Мы спрыгнули с носа нашей шхуны к макине, на которой был накрыт стол: черная фасоль с рисом, жареная рыба и ром, чуть разбавленный сладким сиропом и вдосталь смешанный с лимоном, тонкокожим, сочным - кубинским, одним словом.
– Я не буду есть, Томас, - сказал Грегорио.

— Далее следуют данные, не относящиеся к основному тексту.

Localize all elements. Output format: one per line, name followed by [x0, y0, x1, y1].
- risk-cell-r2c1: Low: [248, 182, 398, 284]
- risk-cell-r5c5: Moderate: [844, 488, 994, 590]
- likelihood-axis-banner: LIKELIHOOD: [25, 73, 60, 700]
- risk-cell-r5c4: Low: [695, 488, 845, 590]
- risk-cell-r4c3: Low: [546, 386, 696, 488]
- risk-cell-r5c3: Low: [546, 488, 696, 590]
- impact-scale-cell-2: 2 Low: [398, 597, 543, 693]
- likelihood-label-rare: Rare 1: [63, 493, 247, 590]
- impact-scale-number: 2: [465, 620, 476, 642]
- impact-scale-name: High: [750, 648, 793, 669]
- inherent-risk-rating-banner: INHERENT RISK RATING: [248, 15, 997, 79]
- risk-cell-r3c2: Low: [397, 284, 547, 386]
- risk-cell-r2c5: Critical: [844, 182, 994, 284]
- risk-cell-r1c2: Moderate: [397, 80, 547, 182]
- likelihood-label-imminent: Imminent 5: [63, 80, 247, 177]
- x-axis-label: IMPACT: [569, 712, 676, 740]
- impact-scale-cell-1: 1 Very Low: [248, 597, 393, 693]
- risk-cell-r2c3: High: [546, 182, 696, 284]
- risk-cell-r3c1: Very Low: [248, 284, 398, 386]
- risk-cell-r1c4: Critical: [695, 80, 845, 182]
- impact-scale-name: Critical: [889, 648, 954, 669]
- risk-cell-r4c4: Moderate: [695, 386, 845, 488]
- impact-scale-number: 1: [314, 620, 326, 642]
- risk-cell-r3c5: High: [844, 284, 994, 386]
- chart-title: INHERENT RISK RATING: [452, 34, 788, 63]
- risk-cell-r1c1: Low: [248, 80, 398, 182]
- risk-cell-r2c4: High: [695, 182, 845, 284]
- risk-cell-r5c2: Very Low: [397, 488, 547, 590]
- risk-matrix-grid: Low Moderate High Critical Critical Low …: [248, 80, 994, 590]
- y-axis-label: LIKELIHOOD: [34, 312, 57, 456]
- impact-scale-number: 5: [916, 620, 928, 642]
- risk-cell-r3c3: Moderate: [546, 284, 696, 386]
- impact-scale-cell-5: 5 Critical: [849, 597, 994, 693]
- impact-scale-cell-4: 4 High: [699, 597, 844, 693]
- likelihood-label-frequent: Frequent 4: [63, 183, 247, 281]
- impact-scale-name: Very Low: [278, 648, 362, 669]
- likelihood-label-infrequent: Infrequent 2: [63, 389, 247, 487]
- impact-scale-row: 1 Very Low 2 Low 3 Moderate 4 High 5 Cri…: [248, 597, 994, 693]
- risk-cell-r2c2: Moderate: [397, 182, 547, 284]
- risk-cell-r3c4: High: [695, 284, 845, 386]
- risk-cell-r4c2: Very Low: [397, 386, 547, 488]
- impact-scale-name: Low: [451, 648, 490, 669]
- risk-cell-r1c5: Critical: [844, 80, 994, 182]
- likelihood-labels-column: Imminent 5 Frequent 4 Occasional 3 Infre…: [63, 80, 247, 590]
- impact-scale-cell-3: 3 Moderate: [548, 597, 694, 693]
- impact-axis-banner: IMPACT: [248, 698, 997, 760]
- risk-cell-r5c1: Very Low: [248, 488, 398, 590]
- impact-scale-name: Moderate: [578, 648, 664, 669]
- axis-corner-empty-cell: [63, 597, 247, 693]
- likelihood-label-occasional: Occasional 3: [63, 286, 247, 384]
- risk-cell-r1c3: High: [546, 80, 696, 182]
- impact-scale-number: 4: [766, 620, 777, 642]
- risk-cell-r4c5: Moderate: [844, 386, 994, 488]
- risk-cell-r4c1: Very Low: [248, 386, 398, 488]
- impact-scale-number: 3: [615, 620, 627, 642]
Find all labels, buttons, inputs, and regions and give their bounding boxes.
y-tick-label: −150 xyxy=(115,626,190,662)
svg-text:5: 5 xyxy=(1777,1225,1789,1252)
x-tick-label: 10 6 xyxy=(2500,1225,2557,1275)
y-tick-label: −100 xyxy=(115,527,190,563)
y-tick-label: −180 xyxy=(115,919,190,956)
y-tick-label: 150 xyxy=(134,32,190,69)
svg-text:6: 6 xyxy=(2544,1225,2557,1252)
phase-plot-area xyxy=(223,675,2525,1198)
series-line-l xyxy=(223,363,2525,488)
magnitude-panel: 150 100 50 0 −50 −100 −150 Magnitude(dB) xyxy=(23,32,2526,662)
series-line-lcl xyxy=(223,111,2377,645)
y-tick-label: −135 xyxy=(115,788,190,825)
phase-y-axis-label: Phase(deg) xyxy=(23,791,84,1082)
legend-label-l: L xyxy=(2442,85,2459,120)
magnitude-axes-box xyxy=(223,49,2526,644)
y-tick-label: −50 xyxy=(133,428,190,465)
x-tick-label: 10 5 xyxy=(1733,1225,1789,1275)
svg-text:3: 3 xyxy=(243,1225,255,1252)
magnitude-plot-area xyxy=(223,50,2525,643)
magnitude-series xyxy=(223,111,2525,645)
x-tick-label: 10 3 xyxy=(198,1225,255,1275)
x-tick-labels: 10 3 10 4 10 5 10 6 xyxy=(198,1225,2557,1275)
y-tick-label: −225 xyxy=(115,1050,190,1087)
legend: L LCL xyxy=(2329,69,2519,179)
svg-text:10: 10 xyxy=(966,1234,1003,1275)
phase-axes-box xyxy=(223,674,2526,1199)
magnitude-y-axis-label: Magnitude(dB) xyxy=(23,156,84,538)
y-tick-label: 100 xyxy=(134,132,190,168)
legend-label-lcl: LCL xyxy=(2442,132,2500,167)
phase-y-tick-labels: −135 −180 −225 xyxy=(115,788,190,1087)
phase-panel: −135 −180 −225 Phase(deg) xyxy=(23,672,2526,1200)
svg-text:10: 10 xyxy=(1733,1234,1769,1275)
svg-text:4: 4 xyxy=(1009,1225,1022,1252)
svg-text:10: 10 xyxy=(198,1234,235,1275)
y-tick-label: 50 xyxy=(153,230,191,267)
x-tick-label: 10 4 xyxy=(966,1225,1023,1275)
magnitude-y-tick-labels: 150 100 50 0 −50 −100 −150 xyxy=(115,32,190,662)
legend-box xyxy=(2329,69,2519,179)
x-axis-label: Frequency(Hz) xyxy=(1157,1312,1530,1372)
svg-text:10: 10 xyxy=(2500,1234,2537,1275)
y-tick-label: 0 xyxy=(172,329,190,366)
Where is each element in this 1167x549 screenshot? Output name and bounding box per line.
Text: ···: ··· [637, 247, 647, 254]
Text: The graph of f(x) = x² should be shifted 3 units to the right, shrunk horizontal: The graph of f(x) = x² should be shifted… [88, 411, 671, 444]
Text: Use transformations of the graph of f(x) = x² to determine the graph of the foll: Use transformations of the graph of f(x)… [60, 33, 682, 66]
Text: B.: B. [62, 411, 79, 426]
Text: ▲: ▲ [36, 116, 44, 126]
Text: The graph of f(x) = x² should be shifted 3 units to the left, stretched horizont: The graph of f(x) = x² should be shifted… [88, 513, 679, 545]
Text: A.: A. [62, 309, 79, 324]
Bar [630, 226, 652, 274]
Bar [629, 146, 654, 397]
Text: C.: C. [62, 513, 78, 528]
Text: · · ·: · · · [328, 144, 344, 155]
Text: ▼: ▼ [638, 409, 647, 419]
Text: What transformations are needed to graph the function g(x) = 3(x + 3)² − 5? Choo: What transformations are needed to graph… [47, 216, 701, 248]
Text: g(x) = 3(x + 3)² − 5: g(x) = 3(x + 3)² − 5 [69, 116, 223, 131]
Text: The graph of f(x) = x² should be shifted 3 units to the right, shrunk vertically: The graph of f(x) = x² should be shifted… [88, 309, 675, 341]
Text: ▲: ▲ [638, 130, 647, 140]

– Большое спасибо, все очень вкусно, но я не стану. Я никогда не ем, когда ловлю рыбу, - пояснил он мне, - ведь сытого человека тянет в сон, а на рыбалке нельзя смыкать глаз. Когда мы рыбачили с Папой, я никогда не спал, я все время высматривал рыб, они же хорошо видны с рубки, их чувствуешь поначалу, а уж потом видишь. Папа тоже не ел, когда рыбачил, - он был очень хорошим рыбаком, это правда. Только один раз я не узнал его - это когда он тащил в Перу ту рыбу-меч, которая стала его трофеем, раньше я таких громадин и в глаза не видел. Он часов пять тащил эту агуху, и когда почти подвел ее к лодке, та дрогнула, рванулась, удилище согнулось чуть не пополам, а потом хрустнуло и обломилось. <Старик, скорей, старик!> - закричал тогда Папа, и я впервые в жизни услышал испуг в его голосе. Я остановил машину и бросился к нему. Я увидел испарину на лбу Папы, увидал кровь на руках, все понял, бросился за вторым удилищем и в самый последний момент успел перевязать леску на это, целое, и он снова начал водить агуху, а это была тяжелая работа, до кровавого пота, почти такая же, как у того старика, про которого он писал свою книгу.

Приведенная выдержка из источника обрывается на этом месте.